Выход нашла бабушка. В углу двора рос высоченный пирамидальный тополь с гладким стволом. Бабушка сажала Пашку на нижнюю ветку этого тополя – а уж там она сама – по-обезьяньи ловко, с веточки на веточку – забиралась на самую верхотуру. Туда, где ждал ее Друг. И наступало счастье: его могучий клюв нежно перебирал перышки на ее шейке…
Любовь сдвинула Пашкину гормональную систему: проявились инстинкты, ранее дремавшие или подавленные. Я с удивлением обнаружила на ступеньке крыльца кучку палочек, щепочек и куриных перьев, и даже не просто кучка это была, а попытка найти какую-то систему укладывания. Бедная Прасковья пыталась построить гнездо! Она не знала, что гнезда грачи строят только на деревьях…
Друг прилетал к Паше несколько раз в день. Мы знали его голос. Пашка отвечала сразу – и прыжками неслась к тополю. И звала на помощь людей. И кто-то из нас бежал подсаживать ее на нижнюю ветку. А ночи они проводили вместе – там, наверху, под звездами…
Неожиданное весеннее счастье кончилось столь же неожиданно. Я помню, что мама приехала на обед домой – так бывало не всегда, чаще она обедала в поле, на бригадном стане. Пашка заявилась на веранду, служившую нам летней столовой, и отжала у мамы кусочек вареной картошки. И, сопровождаемая нашими поддевками относительно жениха – пусть, дескать, сам тебя теперь кормит! – поскакала со своей добычей по крыльцу вниз. Она не проявляла никаких признаков недомогания. Но через несколько минут мама, вышедшая с веранды во двор, обнаружила нашу птицу мертвой – и тот самый кусочек картошки, так и не съеденный, лежал рядом на траве.

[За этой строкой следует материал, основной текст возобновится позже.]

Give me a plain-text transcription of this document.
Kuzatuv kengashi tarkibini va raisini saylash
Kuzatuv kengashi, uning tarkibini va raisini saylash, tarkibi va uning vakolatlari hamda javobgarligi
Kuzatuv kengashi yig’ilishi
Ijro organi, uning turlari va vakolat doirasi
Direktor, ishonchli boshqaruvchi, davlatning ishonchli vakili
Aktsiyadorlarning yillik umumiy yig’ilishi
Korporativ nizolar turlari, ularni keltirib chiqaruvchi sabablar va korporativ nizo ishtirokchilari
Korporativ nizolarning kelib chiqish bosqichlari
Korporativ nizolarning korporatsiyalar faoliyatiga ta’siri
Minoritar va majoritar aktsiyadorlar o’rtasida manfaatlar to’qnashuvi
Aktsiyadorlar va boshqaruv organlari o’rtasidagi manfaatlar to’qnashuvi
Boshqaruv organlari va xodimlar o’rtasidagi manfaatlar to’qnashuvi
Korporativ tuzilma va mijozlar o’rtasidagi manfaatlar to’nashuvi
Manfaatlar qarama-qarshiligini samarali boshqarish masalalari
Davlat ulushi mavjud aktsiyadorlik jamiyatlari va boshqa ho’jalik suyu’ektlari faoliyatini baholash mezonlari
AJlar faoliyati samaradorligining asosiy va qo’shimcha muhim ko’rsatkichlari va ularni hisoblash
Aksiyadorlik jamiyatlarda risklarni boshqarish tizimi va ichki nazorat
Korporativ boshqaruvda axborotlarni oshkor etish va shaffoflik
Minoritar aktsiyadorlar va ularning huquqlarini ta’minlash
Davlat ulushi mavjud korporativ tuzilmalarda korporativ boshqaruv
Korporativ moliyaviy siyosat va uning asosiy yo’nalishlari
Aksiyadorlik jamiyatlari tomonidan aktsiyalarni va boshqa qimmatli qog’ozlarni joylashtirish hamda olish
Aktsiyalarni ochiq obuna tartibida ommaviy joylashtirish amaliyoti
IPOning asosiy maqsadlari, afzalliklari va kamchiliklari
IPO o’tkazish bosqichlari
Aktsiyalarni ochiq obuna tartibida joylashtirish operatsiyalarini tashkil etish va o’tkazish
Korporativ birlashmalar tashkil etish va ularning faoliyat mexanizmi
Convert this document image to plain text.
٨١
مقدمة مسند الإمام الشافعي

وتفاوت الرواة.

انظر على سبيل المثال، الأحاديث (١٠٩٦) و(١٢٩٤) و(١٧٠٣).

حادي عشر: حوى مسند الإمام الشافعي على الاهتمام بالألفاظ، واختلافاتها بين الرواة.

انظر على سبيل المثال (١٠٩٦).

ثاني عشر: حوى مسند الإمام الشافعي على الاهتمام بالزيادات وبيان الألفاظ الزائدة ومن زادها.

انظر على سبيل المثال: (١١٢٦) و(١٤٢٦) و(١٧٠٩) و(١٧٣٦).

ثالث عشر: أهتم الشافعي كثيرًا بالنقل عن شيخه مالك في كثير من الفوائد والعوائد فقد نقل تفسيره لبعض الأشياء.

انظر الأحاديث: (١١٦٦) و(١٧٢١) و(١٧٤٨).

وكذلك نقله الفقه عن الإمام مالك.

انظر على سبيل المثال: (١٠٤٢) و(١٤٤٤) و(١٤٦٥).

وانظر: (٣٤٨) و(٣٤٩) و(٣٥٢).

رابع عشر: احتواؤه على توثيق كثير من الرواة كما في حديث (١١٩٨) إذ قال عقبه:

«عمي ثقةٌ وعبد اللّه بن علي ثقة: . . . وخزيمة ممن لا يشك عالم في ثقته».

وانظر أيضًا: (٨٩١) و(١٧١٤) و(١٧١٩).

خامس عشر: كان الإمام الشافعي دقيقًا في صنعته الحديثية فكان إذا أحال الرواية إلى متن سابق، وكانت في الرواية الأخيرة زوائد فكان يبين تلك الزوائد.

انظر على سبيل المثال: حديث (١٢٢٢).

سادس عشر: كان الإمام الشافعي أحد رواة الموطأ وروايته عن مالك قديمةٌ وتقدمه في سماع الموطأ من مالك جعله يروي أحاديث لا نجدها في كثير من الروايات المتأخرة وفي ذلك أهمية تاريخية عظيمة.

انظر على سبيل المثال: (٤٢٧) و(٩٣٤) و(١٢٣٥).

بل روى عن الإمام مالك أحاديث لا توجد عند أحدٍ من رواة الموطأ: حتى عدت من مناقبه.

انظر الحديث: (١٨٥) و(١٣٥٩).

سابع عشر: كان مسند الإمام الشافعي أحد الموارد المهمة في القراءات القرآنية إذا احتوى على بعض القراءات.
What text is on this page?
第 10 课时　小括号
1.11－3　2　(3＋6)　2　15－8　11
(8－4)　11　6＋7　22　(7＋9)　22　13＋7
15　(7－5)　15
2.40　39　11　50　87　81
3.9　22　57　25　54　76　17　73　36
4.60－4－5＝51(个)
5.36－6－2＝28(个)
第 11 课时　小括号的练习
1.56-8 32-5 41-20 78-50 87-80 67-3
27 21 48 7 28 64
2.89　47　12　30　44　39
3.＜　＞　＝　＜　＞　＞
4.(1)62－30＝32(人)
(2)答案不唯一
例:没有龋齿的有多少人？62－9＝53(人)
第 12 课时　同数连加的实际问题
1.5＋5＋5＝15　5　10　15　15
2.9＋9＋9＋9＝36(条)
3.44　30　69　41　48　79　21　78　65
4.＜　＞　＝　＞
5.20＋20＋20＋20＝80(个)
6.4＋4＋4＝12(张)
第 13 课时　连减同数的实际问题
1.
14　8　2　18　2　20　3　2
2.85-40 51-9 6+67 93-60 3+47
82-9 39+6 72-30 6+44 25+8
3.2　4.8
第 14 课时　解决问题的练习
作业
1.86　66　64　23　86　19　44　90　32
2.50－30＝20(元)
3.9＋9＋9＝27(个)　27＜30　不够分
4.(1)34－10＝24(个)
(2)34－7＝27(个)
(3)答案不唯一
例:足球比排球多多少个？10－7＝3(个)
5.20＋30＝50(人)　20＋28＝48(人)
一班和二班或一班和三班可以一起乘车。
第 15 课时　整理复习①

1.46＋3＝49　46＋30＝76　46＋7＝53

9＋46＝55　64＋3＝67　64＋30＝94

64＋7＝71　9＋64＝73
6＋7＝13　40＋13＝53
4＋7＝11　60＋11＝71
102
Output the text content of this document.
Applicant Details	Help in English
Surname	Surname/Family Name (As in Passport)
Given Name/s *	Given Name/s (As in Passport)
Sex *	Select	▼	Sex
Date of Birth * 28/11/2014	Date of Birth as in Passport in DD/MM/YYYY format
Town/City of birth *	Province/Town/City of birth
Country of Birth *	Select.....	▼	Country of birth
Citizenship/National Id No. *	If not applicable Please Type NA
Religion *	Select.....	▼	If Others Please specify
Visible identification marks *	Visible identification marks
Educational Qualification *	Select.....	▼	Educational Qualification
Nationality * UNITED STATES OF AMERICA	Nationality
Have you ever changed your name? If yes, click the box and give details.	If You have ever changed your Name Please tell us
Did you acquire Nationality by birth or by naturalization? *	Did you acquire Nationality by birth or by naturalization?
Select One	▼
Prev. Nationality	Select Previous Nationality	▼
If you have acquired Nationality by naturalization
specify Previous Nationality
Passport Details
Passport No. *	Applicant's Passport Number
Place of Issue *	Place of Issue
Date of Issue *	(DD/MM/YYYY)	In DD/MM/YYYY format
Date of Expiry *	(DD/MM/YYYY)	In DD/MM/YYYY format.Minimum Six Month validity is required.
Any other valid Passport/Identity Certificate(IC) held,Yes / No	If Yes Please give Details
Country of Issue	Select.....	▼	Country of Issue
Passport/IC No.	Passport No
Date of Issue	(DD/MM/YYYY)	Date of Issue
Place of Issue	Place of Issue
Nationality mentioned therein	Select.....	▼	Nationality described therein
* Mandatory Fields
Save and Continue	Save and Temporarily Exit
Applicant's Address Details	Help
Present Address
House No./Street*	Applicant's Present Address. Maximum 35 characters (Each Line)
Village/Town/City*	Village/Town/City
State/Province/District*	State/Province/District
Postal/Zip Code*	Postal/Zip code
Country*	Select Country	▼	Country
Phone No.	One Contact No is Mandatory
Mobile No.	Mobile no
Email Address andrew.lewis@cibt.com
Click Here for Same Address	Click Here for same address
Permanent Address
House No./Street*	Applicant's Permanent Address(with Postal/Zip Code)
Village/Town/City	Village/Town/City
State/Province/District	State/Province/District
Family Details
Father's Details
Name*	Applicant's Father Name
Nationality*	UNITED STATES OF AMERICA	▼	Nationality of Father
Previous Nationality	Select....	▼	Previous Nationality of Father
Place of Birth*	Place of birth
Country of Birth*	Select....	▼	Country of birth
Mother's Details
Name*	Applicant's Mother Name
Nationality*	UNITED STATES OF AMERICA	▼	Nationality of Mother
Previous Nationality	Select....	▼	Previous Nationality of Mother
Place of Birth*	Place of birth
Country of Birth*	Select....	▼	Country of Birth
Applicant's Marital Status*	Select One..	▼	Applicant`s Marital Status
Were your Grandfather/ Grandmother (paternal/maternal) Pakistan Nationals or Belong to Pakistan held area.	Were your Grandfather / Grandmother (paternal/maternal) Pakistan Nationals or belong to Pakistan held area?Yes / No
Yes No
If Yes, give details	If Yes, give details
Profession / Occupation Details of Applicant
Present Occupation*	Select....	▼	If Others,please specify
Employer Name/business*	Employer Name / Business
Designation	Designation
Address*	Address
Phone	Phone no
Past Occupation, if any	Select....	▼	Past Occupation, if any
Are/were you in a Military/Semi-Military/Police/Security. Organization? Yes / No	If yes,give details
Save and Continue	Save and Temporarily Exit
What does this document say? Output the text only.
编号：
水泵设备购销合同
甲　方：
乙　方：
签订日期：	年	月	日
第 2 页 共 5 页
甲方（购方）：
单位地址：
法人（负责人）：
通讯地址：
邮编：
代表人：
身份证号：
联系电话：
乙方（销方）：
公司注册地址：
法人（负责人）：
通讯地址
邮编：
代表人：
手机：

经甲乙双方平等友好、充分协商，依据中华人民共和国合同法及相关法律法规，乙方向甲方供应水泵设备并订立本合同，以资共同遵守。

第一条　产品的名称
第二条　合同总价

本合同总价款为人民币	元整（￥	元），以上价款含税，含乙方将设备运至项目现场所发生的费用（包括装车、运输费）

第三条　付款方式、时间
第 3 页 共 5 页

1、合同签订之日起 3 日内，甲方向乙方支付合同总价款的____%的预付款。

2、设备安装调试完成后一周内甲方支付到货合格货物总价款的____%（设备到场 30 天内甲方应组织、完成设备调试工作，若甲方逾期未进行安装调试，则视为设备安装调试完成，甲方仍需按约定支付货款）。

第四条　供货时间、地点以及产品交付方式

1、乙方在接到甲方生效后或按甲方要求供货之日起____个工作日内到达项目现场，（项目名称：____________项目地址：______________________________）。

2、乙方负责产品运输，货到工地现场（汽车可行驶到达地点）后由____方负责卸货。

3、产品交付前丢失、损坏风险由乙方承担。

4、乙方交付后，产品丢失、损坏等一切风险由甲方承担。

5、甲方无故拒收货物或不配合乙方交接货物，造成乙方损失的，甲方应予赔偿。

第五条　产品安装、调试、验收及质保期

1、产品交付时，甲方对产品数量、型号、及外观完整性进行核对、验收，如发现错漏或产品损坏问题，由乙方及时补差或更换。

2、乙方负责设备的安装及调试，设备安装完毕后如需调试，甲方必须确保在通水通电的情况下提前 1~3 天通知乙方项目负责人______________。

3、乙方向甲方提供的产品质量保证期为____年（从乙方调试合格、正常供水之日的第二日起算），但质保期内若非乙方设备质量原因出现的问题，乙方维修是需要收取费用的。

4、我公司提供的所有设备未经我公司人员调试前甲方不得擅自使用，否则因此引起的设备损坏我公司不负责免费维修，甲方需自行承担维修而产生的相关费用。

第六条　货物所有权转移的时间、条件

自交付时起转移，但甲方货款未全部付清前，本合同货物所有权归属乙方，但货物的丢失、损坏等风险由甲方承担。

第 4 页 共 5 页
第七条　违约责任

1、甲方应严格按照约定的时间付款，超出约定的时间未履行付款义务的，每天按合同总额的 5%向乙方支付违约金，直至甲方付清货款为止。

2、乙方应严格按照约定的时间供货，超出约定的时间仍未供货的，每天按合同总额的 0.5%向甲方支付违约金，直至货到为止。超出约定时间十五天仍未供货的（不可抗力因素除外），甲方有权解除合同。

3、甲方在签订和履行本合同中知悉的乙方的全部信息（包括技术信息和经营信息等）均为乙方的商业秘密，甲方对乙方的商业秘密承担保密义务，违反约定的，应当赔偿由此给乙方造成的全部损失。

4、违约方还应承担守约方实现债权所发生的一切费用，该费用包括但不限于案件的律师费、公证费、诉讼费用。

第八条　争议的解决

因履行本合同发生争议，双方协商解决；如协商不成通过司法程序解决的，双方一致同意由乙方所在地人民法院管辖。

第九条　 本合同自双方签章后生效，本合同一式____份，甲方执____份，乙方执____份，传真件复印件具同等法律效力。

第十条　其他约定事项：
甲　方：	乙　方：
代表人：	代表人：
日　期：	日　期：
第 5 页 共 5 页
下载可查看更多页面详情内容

Это был внезапный инфаркт, связанный, возможно, с отсутствием полета и нормального кровоснабжения птичьего организма. Любовь, взбудоражившая все внутри, могла ускорить неизбежный уже процесс.
И когда мы с мамой и бабушкой уже завернули нашу Прасковью в старое полотенце и закопали под яблоней – над садом и двором раздался зов Друга.
Он кричал и кружил очень долго. Он прилетал потом еще несколько раз. Он искал ее в кроне тополя, он, утратив осторожность, садился на землю и беспокойно ходил по двору. А мы – мы ничего не могли ему объяснить.
А сложись она иначе, эта мозаика наших судеб, птичьих и человечьих, – Прасковья и ее Друг были бы для меня лишь двумя точками в несметной стае, черной сетью затянувшей осеннее небо или усеявшей поле до самого горизонта.